Young adults who suffer from severe mental health problems are at a greater risk of developing type 2 diabetes, research suggests.
Scientists from King’s College London analysed whether the association of severe mental illness with type 2 diabetes varies by ethnicity and age.
A team led by Dr Jayati Das-Munshi examined more than 588,000 people from GP practices in London.
Type 2 diabetes was found in 7.6 per cent of people without severe mental illness, while that jumped to 16 per cent in people who had severe mental illness. Age, sex and socioeconomic backgrounds were among the variables considered.
The prevelance of type 2 diabetes was 3.3 per cent in people with severe mental illness aged between 18-34 years; 14.3 per cent in those aged 35-54; and 27.5 per cent in those older than 55 years.
However, compared to people without severe mental illness, the risk of type 2 diabetes was nine per cent in people aged from 18-34 years and just one per cent in both the 35-54 and 55+ age categories.
There was a greater likelihood of major mental health problems among people from India, Bangladesh and Pakistan who had type 2 diabetes.
The researchers concluded: “The relative risk of type 2 diabetes is elevated in younger populations. Most associations persisted despite adjustment for anti-psychotic prescriptions. Ethnic minority groups had a higher prevalence of type 2 diabetes in the presence of severe mental illness.

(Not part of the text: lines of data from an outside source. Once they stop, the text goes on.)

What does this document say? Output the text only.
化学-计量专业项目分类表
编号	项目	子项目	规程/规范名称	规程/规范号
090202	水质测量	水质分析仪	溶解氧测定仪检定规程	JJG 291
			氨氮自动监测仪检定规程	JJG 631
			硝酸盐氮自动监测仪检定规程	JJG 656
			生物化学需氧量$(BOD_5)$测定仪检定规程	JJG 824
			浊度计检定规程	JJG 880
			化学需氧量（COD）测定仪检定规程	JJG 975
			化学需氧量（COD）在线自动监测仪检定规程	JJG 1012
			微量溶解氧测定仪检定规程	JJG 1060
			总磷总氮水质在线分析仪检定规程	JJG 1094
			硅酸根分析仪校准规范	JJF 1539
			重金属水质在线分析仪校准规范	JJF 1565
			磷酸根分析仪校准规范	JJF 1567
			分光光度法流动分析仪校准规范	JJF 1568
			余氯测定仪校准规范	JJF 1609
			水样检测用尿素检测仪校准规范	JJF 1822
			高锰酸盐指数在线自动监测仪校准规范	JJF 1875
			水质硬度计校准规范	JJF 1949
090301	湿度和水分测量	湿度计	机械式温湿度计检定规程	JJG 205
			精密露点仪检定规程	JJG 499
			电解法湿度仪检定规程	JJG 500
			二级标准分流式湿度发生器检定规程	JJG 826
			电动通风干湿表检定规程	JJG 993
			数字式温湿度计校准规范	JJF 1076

“Future research and policy, particularly with respect to screening and clinical care for type 2 diabetes in populations with severe mental illness, should take these findings into account.”
The research could have implications for type 2 diabetes screening programmes, with the authors suggesting: “These findings potentially inform current discussions on screening for diabetes mellitus in severe mental illness, particularly in younger populations and in areas which are ethnically diverse”.
The study was published in the online journal Diabetic Medicine.